Medical science and other branches of science are biased and political. A researcher, an investigator(s) has to walk on eggshells when their findings bump up against beliefs of mainstream beliefs espoused by the experts. They have to fall in line with political correctness if they hope to see their research published, and if they want to keep their jobs as academic researchers. .
The research findings published in the PNAS, Proceedings of the National Academy of Science this month entitled Borrelia burgdorferi peptidoglycan is a persistent antigen in patients with Lyme arthritis appears to be excellent science.
The research moves the ball forward in our understanding of chronic inflammation associated with Lyme disease. Political correctness and conformity with mainstream thinking corrupts the paper from the start seriously damaging the credibility of the authors. Immediately the terms postinfectious Lyme arthritis and posttreatment Lyme disease are used and they poison the broth.

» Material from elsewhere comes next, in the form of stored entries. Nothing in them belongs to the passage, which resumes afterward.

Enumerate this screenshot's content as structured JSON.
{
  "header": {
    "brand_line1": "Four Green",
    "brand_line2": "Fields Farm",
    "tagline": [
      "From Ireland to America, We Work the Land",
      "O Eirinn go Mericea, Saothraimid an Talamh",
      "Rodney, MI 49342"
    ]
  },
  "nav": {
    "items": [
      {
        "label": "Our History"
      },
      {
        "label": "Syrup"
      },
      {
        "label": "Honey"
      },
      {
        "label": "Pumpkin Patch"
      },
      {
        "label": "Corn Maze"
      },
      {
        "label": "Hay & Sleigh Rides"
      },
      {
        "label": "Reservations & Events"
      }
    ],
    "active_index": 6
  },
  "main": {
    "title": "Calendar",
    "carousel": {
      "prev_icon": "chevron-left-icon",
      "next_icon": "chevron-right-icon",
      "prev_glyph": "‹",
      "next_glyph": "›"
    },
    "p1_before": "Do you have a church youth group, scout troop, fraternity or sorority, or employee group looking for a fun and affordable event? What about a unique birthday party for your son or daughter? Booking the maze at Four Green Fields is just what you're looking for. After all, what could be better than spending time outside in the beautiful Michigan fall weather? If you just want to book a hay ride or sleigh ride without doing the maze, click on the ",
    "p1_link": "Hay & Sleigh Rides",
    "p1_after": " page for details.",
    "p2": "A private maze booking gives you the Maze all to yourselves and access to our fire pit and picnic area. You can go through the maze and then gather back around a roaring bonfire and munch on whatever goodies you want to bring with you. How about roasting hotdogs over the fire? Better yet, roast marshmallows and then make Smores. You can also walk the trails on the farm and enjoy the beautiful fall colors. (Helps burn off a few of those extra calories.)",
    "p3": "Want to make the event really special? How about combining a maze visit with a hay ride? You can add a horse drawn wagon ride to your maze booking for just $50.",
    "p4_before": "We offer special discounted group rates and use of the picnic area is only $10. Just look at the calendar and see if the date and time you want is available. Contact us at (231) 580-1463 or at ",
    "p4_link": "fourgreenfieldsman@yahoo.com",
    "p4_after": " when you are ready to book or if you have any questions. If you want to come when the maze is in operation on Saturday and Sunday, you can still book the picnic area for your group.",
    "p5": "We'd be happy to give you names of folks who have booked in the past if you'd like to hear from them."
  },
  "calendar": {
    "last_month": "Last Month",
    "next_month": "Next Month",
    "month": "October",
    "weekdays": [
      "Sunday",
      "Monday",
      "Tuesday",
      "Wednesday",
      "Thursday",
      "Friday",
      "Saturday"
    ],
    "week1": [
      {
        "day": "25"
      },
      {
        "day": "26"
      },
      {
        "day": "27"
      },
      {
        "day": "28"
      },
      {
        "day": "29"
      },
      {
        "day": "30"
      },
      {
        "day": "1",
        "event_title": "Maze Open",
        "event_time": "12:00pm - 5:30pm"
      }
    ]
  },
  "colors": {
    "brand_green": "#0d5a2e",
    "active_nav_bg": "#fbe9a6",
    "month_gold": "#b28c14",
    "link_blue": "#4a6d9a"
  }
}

The preponderance of scientific evidence, overwhelming and mounting evidence supports the understanding that Lyme bacteria persist in the face of the standard antibiotic therapies discussed.
The finding that peptidoglycan (PPG), the crosslinking molecules which comprise cell walls in gram-negative and gram-positive bacteria are a major determinant of persistent Lyme arthritis is new information that moves the ball forward.
Borrelia spirochetes have a double outer membrane and lack PG cell walls. However, PG molecules are present internally, inside the outer membrane (cell envelope) providing support to the spirochetes.
The fragments of PG are call muropeptides.
We learn Bb, Lyme processes a unique PG structure. And we learn these fragments are highly immunogenic – incite an excessive immune response or cytokine response likely responsible for clinical manifestations of Lyme arthritis.
Perhaps the peptide fragments do cause an autoimmune response. Although the theory is discussed at length this is not what the research shows. Lyme related joint inflammation is directly caused by unique Lyme PGs.
A variety of experiments, controlled experiments using a variety of bacteria with different PGs, a variety of clinical diagnoses, mice, humans, joint fluid and serum support the findings. The findings are based on a great deal of animal and human research.
Antibodies were developed against Lyme specific PGs. These antibodies could be the basis for a new, more accurate diagnostic test.
From recent research we know that Lyme biofilms and planktonic round forms cause more inflammation than spirochete forms. We know these are the most antibiotic tolerant forms or resistant forms.
The article at length discusses issues related to diminished bacterial recycling of PGs compared with gram negative bacteria.
Two theories are proffered as to how Lyme PG persists after “curative therapy” with a short course of doxycycline or Rocephin. The authors suggest that these mechanisms account for the persistence of symptoms lasting weeks or months.
But Lyme arthritis lasts for years. Biofilm forms are impervious to standard antibiotic therapies.
Somehow the authors suggest that immune suppressive therapy should be considered rather than additional antibiotics.
We have heard catchy phrases like “persistence of evidence or evidence of persistence." The issue has prevsiously be settled.
Good science can easily self-destruct with the unforced errors all for the sake of political correctness.